ビールのジョッキ
隅田川の駒形橋にやってきた。駒形橋は雷門、浅草寺に近いし、橋を渡るとスカイツリーが目の前に迫って来る。子供の頃、スカイツリーの近くに住んでいたからこの辺は懐かしい。
駒形橋は台東区と墨田区にまたがる橋だが、浅草側の川辺に降りてみた。
穏やかな秋日和である。
右手に黄色い不思議な建物が見える。隣には金色のオブジェ。ナンダこりゃ?
調べてみたら、アサヒビール本社ビルだという。創業100年を記念し1989年(平成元年)11月に建てられたそうだ。金色の鏡面ガラスをビルの全面に貼りつけ、てっぺんのボコボコは泡で、なみなみ注がれた大ジョッキをイメージしているらしい。
金色のオブジェは、新世紀に向けて活躍する「アサヒビールの燃える心の炎」をシンボル化したもので「フラムドール=金の炎」というそうだ。
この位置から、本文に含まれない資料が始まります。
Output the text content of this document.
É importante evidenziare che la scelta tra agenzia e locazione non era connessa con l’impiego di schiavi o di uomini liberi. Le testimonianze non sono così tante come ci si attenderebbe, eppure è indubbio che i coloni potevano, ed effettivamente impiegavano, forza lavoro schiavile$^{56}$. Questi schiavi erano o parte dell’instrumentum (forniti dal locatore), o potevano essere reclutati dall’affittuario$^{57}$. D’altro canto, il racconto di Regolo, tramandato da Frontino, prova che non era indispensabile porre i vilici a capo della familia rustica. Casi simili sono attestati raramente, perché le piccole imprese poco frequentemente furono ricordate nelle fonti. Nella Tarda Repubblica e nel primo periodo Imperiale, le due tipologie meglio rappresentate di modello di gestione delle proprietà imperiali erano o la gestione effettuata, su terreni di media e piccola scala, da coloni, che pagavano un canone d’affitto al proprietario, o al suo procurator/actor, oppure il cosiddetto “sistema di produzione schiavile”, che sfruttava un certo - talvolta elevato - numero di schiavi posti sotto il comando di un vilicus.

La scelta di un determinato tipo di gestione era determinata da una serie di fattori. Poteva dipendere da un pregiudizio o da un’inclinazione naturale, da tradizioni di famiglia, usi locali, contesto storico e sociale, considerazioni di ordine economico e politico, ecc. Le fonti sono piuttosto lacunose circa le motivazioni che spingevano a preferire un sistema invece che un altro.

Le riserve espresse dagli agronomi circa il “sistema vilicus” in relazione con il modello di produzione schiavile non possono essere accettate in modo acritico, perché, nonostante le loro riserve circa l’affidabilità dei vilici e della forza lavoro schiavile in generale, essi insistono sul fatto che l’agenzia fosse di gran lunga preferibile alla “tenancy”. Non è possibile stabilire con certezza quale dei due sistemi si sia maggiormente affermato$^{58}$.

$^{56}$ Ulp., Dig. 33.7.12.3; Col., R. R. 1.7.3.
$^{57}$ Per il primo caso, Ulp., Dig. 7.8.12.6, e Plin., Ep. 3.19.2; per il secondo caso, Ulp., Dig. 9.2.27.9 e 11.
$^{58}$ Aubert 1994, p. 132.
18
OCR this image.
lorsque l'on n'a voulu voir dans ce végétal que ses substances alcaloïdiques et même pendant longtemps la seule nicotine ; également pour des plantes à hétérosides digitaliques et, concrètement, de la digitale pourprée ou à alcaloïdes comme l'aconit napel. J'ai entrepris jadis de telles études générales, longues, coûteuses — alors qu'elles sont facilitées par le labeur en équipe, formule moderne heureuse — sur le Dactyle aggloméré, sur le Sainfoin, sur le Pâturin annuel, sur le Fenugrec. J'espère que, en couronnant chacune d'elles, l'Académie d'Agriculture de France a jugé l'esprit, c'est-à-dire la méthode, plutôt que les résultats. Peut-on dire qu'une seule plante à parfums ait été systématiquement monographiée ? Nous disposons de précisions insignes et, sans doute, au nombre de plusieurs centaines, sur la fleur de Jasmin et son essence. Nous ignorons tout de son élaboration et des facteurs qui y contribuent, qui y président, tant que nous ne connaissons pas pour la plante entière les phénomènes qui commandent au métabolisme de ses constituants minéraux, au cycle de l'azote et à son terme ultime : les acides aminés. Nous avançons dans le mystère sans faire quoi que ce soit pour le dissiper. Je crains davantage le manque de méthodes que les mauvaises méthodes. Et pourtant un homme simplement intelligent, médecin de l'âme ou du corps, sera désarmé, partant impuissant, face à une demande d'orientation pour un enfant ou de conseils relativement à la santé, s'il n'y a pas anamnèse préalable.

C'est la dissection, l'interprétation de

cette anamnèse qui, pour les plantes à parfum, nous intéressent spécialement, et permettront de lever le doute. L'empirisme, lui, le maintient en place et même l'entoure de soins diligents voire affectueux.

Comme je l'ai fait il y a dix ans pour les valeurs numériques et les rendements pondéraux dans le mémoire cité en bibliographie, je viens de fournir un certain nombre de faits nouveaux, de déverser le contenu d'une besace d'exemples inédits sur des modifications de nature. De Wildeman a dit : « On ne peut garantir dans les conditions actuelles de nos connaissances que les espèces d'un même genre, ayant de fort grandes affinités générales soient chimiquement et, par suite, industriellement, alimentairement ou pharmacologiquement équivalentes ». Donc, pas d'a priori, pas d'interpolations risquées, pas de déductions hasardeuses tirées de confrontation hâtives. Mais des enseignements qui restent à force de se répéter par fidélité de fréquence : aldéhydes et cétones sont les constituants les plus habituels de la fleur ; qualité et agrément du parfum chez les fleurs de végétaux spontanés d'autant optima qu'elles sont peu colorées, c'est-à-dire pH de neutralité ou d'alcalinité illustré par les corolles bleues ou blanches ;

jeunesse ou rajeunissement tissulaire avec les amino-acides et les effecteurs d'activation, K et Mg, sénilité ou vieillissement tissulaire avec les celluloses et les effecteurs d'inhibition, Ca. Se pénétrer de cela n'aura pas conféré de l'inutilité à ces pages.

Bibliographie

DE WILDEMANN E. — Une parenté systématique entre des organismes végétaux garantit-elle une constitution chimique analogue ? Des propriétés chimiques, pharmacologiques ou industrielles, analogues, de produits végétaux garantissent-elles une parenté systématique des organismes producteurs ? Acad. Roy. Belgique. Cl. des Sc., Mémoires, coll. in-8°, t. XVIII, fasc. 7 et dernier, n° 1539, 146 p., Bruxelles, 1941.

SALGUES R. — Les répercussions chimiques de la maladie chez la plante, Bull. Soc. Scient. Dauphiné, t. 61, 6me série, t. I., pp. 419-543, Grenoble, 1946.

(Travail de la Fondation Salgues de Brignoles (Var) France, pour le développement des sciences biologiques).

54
青色の駒形橋と、黄色の大ジョッキのマッチングが面白くて、ぼくは絵に描くことにした。

(2003年10月頃で、日時は不明)
青い駒形橋の下に、直ぐ向こうの赤い吾妻橋が見えた。
ぼくの好きな志ん生の落語にはいろいろ吾妻橋が出てくる。
吾妻橋
吉原通いがもとで親に勘当された「唐茄子屋(とうなすや)」の話は有名だ。
ちなみに唐茄子とはカボチャのことである。
吉原にどっぷりつかった若旦那は、金がなくなって吉原を追い出される。居候をしていた友達からも愛想をつかされて、死のうと吾妻橋から飛び降りようとしたとき、通りかかった親戚の八百屋のおじさんに助けられる。そして、「まじめに働け」と促され、翌日、慣れない唐茄子がたくさん入った天秤棒を担いでふらふらとだるま横丁を出て行く。だが、「とうなすやー!」の掛け声が出せず、田んぼだった田原町界隈で練習をする。苦労して練習する若旦那の様子が聞いていて面白い。その後、つまずいて、まき散らした唐茄子を町の有志が、吉原通いが過ぎて勘当になった若旦那に同情し、近所の人たちを呼び集めて買ってくれる。
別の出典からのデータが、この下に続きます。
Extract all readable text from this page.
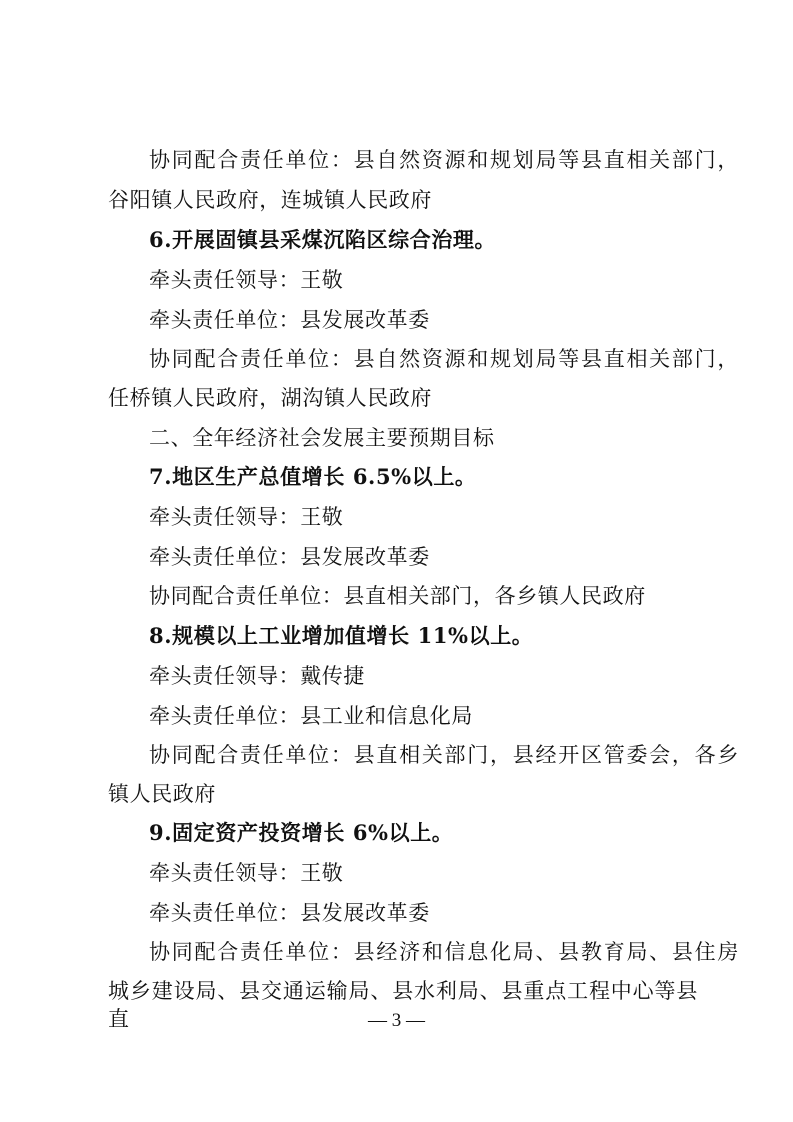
协同配合责任单位：县自然资源和规划局等县直相关部门，
谷阳镇人民政府，连城镇人民政府
6.开展固镇县采煤沉陷区综合治理。
牵头责任领导：王敬
牵头责任单位：县发展改革委
协同配合责任单位：县自然资源和规划局等县直相关部门，
任桥镇人民政府，湖沟镇人民政府
二、全年经济社会发展主要预期目标
7.地区生产总值增长 6.5%以上。
牵头责任领导：王敬
牵头责任单位：县发展改革委
协同配合责任单位：县直相关部门，各乡镇人民政府
8.规模以上工业增加值增长 11%以上。
牵头责任领导：戴传捷
牵头责任单位：县工业和信息化局
协同配合责任单位：县直相关部门，县经开区管委会，各乡
镇人民政府
9.固定资产投资增长 6%以上。
牵头责任领导：王敬
牵头责任单位：县发展改革委
协同配合责任单位：县经济和信息化局、县教育局、县住房
城乡建设局、县交通运输局、县水利局、县重点工程中心等县直	— 3 —
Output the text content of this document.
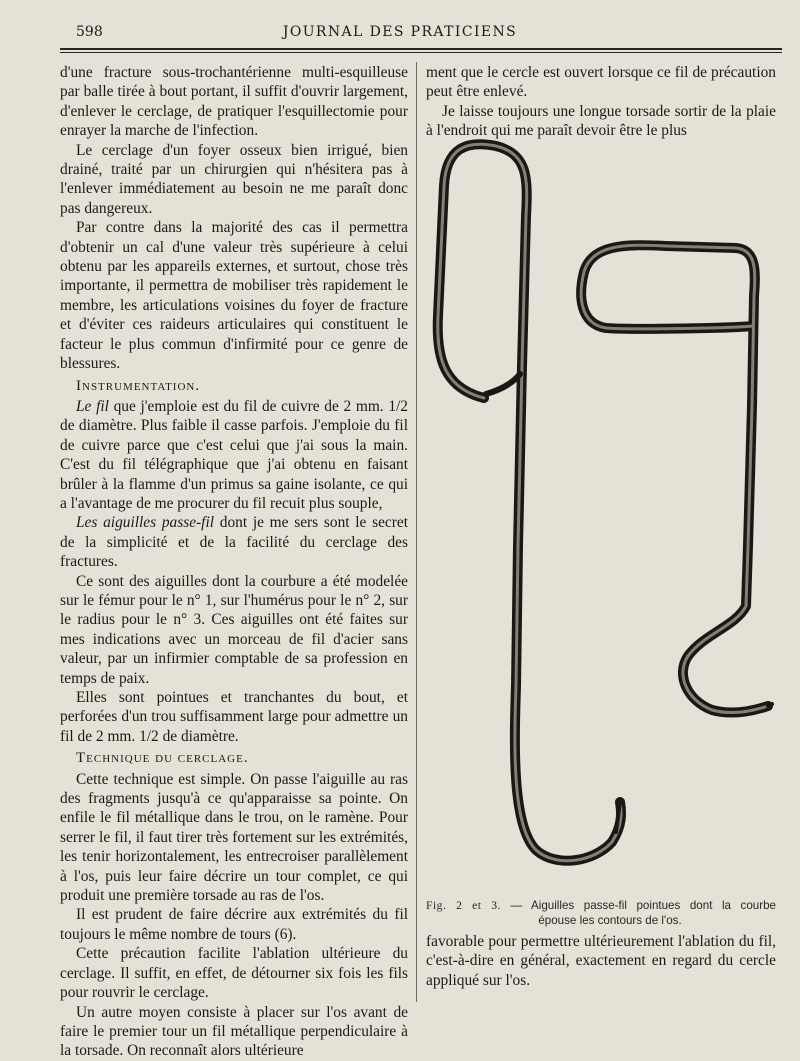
598	JOURNAL DES PRATICIENS

d'une fracture sous-trochantérienne multi-esquilleuse par balle tirée à bout portant, il suffit d'ouvrir largement, d'enlever le cerclage, de pratiquer l'esquillectomie pour enrayer la marche de l'infection.

Le cerclage d'un foyer osseux bien irrigué, bien drainé, traité par un chirurgien qui n'hésitera pas à l'enlever immédiatement au besoin ne me paraît donc pas dangereux.

Par contre dans la majorité des cas il permettra d'obtenir un cal d'une valeur très supérieure à celui obtenu par les appareils externes, et surtout, chose très importante, il permettra de mobiliser très rapidement le membre, les articulations voisines du foyer de fracture et d'éviter ces raideurs articulaires qui constituent le facteur le plus commun d'infirmité pour ce genre de blessures.

Instrumentation.

Le fil que j'emploie est du fil de cuivre de 2 mm. 1/2 de diamètre. Plus faible il casse parfois. J'emploie du fil de cuivre parce que c'est celui que j'ai sous la main. C'est du fil télégraphique que j'ai obtenu en faisant brûler à la flamme d'un primus sa gaine isolante, ce qui a l'avantage de me procurer du fil recuit plus souple,

Les aiguilles passe-fil dont je me sers sont le secret de la simplicité et de la facilité du cerclage des fractures.

Ce sont des aiguilles dont la courbure a été modelée sur le fémur pour le n° 1, sur l'humérus pour le n° 2, sur le radius pour le n° 3. Ces aiguilles ont été faites sur mes indications avec un morceau de fil d'acier sans valeur, par un infirmier comptable de sa profession en temps de paix.

Elles sont pointues et tranchantes du bout, et perforées d'un trou suffisamment large pour admettre un fil de 2 mm. 1/2 de diamètre.

Technique du cerclage.

Cette technique est simple. On passe l'aiguille au ras des fragments jusqu'à ce qu'apparaisse sa pointe. On enfile le fil métallique dans le trou, on le ramène. Pour serrer le fil, il faut tirer très fortement sur les extrémités, les tenir horizontalement, les entrecroiser parallèlement à l'os, puis leur faire décrire un tour complet, ce qui produit une première torsade au ras de l'os.

Il est prudent de faire décrire aux extrémités du fil toujours le même nombre de tours (6).

Cette précaution facilite l'ablation ultérieure du cerclage. Il suffit, en effet, de détourner six fois les fils pour rouvrir le cerclage.

Un autre moyen consiste à placer sur l'os avant de faire le premier tour un fil métallique perpendiculaire à la torsade. On reconnaît alors ultérieure

ment que le cercle est ouvert lorsque ce fil de précaution peut être enlevé.

Je laisse toujours une longue torsade sortir de la plaie à l'endroit qui me paraît devoir être le plus

Fig. 2 et 3. — Aiguilles passe-fil pointues dont la courbe
épouse les contours de l'os.

favorable pour permettre ultérieurement l'ablation du fil, c'est-à-dire en général, exactement en regard du cercle appliqué sur l'os.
そのあと、夫が行方不明で、貧しく子と暮らす婦人から唐茄子を売ってほしいと呼び止められるが、事情を聞いて、梅干し1個の弁当と稼いだ売上げ全部を夫人に渡してしまう、という人情味あふれる話である。
駒形堂
駒形橋の浅草側のたもとに、駒形堂という社(やしろ)がポツンと建っている。
この辺りは、昔、隅田川で漁をしていた兄弟が、網にかかった聖観世音菩薩(浅草寺のご本尊)を陸揚げした場所で、隅田川に棲む魚類への愛護の必要を感じ、生き物の守護仏「馬頭観音」を祀ってある。
江戸時代は、聖地である浅草寺の管内ということもあって駒形堂は人気があり多くの参拝者が押し掛けたという。
駒形の渡し
駒形橋は、1927年(昭和2年)に架けられたが、江戸時代には「駒形の渡し」という渡し舟があった。

いなせ(粋)なお兄さんたちがおめかしをして
駒形堂のすぐ近くには、赤い旗が目印の幟(のぼり)があって、白粉や紅を売る店があった。
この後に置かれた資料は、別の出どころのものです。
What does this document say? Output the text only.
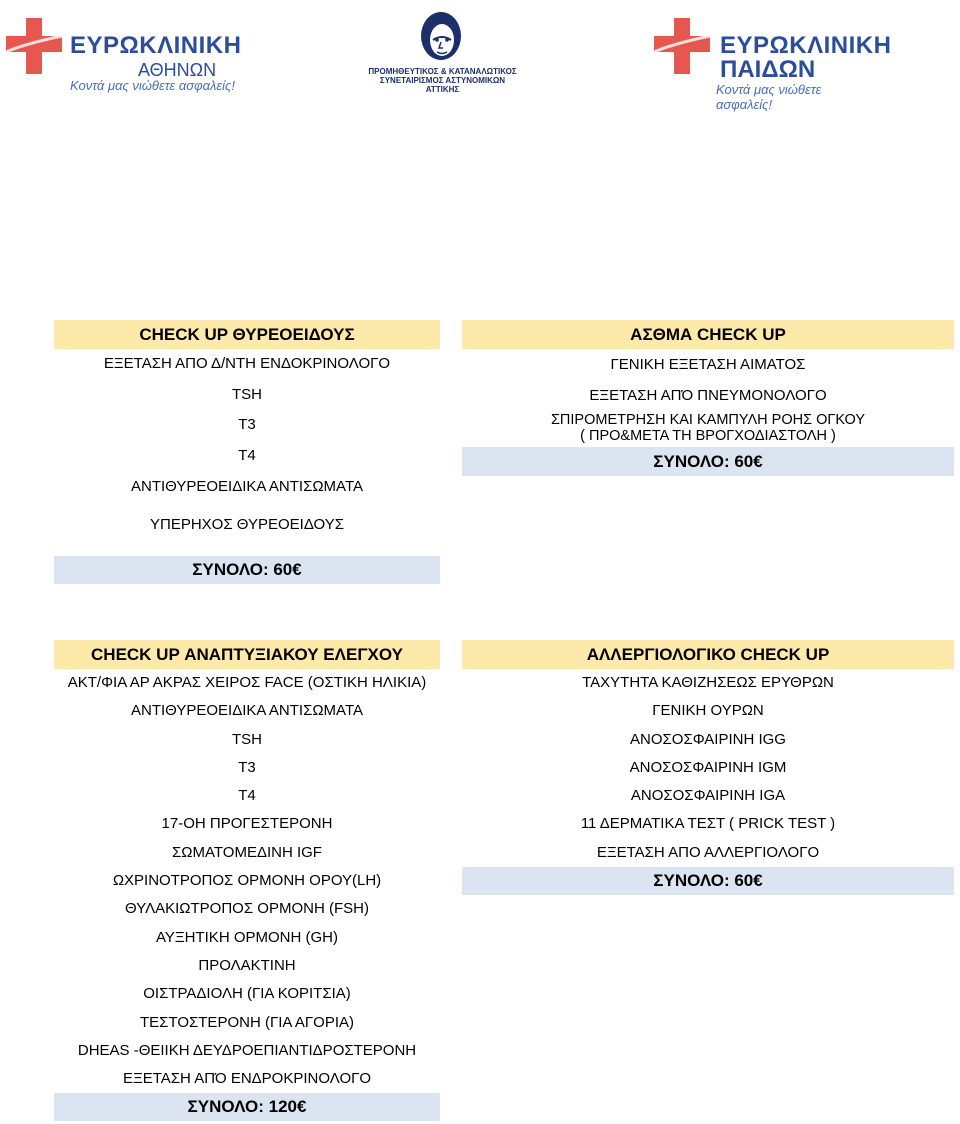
ΕΥΡΩΚΛΙΝΙΚΗ
ΑΘΗΝΩΝ
Κοντά μας νιώθετε ασφαλείς!
ΠΡΟΜΗΘΕΥΤΙΚΟΣ & ΚΑΤΑΝΑΛΩΤΙΚΟΣ
ΣΥΝΕΤΑΙΡΙΣΜΟΣ ΑΣΤΥΝΟΜΙΚΩΝ
ΑΤΤΙΚΗΣ
ΕΥΡΩΚΛΙΝΙΚΗ
ΠΑΙΔΩΝ
Κοντά μας νιώθετε ασφαλείς!
CHECK UP ΘΥΡΕΟΕΙΔΟΥΣ
ΕΞΕΤΑΣΗ ΑΠΟ Δ/ΝΤΗ ΕΝΔΟΚΡΙΝΟΛΟΓΟ
TSH
T3
T4
ΑΝΤΙΘΥΡΕΟΕΙΔΙΚΑ ΑΝΤΙΣΩΜΑΤΑ
ΥΠΕΡΗΧΟΣ ΘΥΡΕΟΕΙΔΟΥΣ
ΣΥΝΟΛΟ: 60€
ΑΣΘΜΑ CHECK UP
ΓΕΝΙΚΗ ΕΞΕΤΑΣΗ ΑΙΜΑΤΟΣ
ΕΞΕΤΑΣΗ ΑΠΌ ΠΝΕΥΜΟΝΟΛΟΓΟ
ΣΠΙΡΟΜΕΤΡΗΣΗ ΚΑΙ ΚΑΜΠΥΛΗ ΡΟΗΣ ΟΓΚΟΥ
( ΠΡΟ&ΜΕΤΑ ΤΗ ΒΡΟΓΧΟΔΙΑΣΤΟΛΗ )
ΣΥΝΟΛΟ: 60€
CHECK UP ΑΝΑΠΤΥΞΙΑΚΟΥ ΕΛΕΓΧΟΥ
ΑΚΤ/ΦΙΑ ΑΡ ΑΚΡΑΣ ΧΕΙΡΟΣ FACE (ΟΣΤΙΚΗ ΗΛΙΚΙΑ)
ΑΝΤΙΘΥΡΕΟΕΙΔΙΚΑ ΑΝΤΙΣΩΜΑΤΑ
TSH
T3
T4
17-OH ΠΡΟΓΕΣΤΕΡΟΝΗ
ΣΩΜΑΤΟΜΕΔΙΝΗ IGF
ΩΧΡΙΝΟΤΡΟΠΟΣ ΟΡΜΟΝΗ ΟΡΟΥ(LH)
ΘΥΛΑΚΙΩΤΡΟΠΟΣ ΟΡΜΟΝΗ (FSH)
ΑΥΞΗΤΙΚΗ ΟΡΜΟΝΗ (GH)
ΠΡΟΛΑΚΤΙΝΗ
ΟΙΣΤΡΑΔΙΟΛΗ (ΓΙΑ ΚΟΡΙΤΣΙΑ)
ΤΕΣΤΟΣΤΕΡΟΝΗ (ΓΙΑ ΑΓΟΡΙΑ)
DHEAS -ΘΕΙΙΚΗ ΔΕΥΔΡΟΕΠΙΑΝΤΙΔΡΟΣΤΕΡΟΝΗ
ΕΞΕΤΑΣΗ ΑΠΌ ΕΝΔΡΟΚΡΙΝΟΛΟΓΟ
ΣΥΝΟΛΟ: 120€
ΑΛΛΕΡΓΙΟΛΟΓΙΚΟ CHECK UP
ΤΑΧΥΤΗΤΑ ΚΑΘΙΖΗΣΕΩΣ ΕΡΥΘΡΩΝ
ΓΕΝΙΚΗ ΟΥΡΩΝ
ΑΝΟΣΟΣΦΑΙΡΙΝΗ IGG
ΑΝΟΣΟΣΦΑΙΡΙΝΗ IGM
ΑΝΟΣΟΣΦΑΙΡΙΝΗ IGA
11 ΔΕΡΜΑΤΙΚΑ ΤΕΣΤ ( PRICK TEST )
ΕΞΕΤΑΣΗ ΑΠΟ ΑΛΛΕΡΓΙΟΛΟΓΟ
ΣΥΝΟΛΟ: 60€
いなせなお兄さんたちは、銭湯に入り身体をきれいにして、一張羅を着こんで、鼻歌混じりで渡し舟に乗った。まわりの景色や桜なんぞどうでもよい。船着き場に着くと、もっともらしく、駒形堂で参拝し、いそいそと隣の化粧品を売る店に入って、みやげの白粉(おしろい)や紅を買い、吉原のお馴染みさんに、怒涛の如く、まっしぐら、といわけだ。
ちなみに、吉原遊郭は、ぼくの高校卒業前の1958年(昭和53年)に売春禁止法の施行により廃止された。
ひやかしに、吉原遊郭をいちど見学してみたかった。